Hip Flexor Stretch - Using Chair or Sofa


1-2 sets of 30 seconds hold each leg


Being careful to keep your balance, place one foot behind you up onto a surface such as a chair, sofa, or ottoman. Tuck your hips under, tighten your abs, and stand up tall.


Note: Lifting the foot up to the chair back makes this stretch feel more intense, as in the first photo.
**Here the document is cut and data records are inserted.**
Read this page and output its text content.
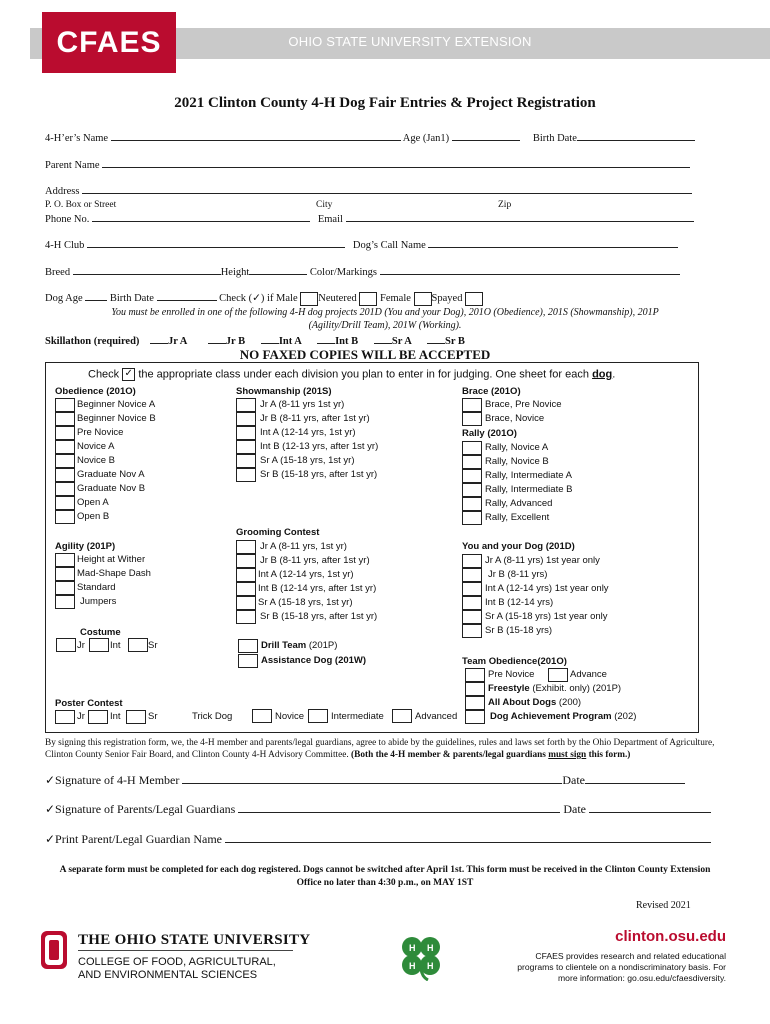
OHIO STATE UNIVERSITY EXTENSION
CFAES
2021 Clinton County 4-H Dog Fair Entries & Project Registration
4-H’er’s Name	Age (Jan1)	Birth Date
Parent Name
Address
P. O. Box or Street	City	Zip
Phone No.	Email
4-H Club	Dog’s Call Name
Breed	Height	Color/Markings
Dog Age	Birth Date	Check (✓) if Male Neutered Female Spayed
You must be enrolled in one of the following 4-H dog projects 201D (You and your Dog), 201O (Obedience), 201S (Showmanship), 201P
(Agility/Drill Team), 201W (Working).
Skillathon (required)	Jr A	Jr B	Int A	Int B	Sr A	Sr B
NO FAXED COPIES WILL BE ACCEPTED
Check ✓ the appropriate class under each division you plan to enter in for judging. One sheet for each dog.
Obedience (201O)
Beginner Novice A
Beginner Novice B
Pre Novice
Novice A
Novice B
Graduate Nov A
Graduate Nov B
Open A
Open B
Showmanship (201S)
Jr A (8-11 yrs 1st yr)
Jr B (8-11 yrs, after 1st yr)
Int A (12-14 yrs, 1st yr)
Int B (12-13 yrs, after 1st yr)
Sr A (15-18 yrs, 1st yr)
Sr B (15-18 yrs, after 1st yr)
Brace (201O)
Brace, Pre Novice
Brace, Novice
Rally (201O)
Rally, Novice A
Rally, Novice B
Rally, Intermediate A
Rally, Intermediate B
Rally, Advanced
Rally, Excellent
Agility (201P)
Height at Wither
Mad-Shape Dash
Standard
Jumpers
Costume
Jr	Int	Sr
Grooming Contest
Jr A (8-11 yrs, 1st yr)
Jr B (8-11 yrs, after 1st yr)
Int A (12-14 yrs, 1st yr)
Int B (12-14 yrs, after 1st yr)
Sr A (15-18 yrs, 1st yr)
Sr B (15-18 yrs, after 1st yr)
Drill Team (201P)
Assistance Dog (201W)
You and your Dog (201D)
Jr A (8-11 yrs) 1st year only
Jr B (8-11 yrs)
Int A (12-14 yrs) 1st year only
Int B (12-14 yrs)
Sr A (15-18 yrs) 1st year only
Sr B (15-18 yrs)
Team Obedience(201O)
Pre Novice	Advance
Freestyle (Exhibit. only) (201P)
All About Dogs (200)
Dog Achievement Program (202)
Poster Contest
Jr	Int	Sr	Trick Dog	Novice	Intermediate	Advanced
By signing this registration form, we, the 4-H member and parents/legal guardians, agree to abide by the guidelines, rules and laws set forth by the Ohio Department of Agriculture, Clinton County Senior Fair Board, and Clinton County 4-H Advisory Committee. (Both the 4-H member & parents/legal guardians must sign this form.)
✓Signature of 4-H Member	Date
✓Signature of Parents/Legal Guardians	Date
✓Print Parent/Legal Guardian Name
A separate form must be completed for each dog registered. Dogs cannot be switched after April 1st. This form must be received in the Clinton County Extension
Office no later than 4:30 p.m., on MAY 1ST
Revised 2021
THE OHIO STATE UNIVERSITY
COLLEGE OF FOOD, AGRICULTURAL,
AND ENVIRONMENTAL SCIENCES
H H
H H
clinton.osu.edu
CFAES provides research and related educational
programs to clientele on a nondiscriminatory basis. For
more information: go.osu.edu/cfaesdiversity.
Hip Flexor Knee Drive with Loop Band


1-2 sets of 10-15 repetitions each leg

1 second hold at the top


Place a loop band around your thighs, above the knees. Stand up tall with hands on wall for support if you need it, and pull your bellybutton in. Press your weight into one foot as you lift your opposite knee forward and up as high as you can, while keeping your hips level. Repeat.




Single Leg Squat


1-2 sets of 10-15 repetitions each leg


Using a chair and/or TRX Suspension Straps for support if you need them, place the majority of your weight into one leg.


Put your other heel on the ground, or lift that leg completely up off the ground. Lower down into a squat on the standing leg, going as low as you can, or lowering into a chair.


Use your thigh to come back up. If using straps, pull with your arms some to help you. Repeat.


Try this with no equipment and leg raised off the ground for the greatest challenge!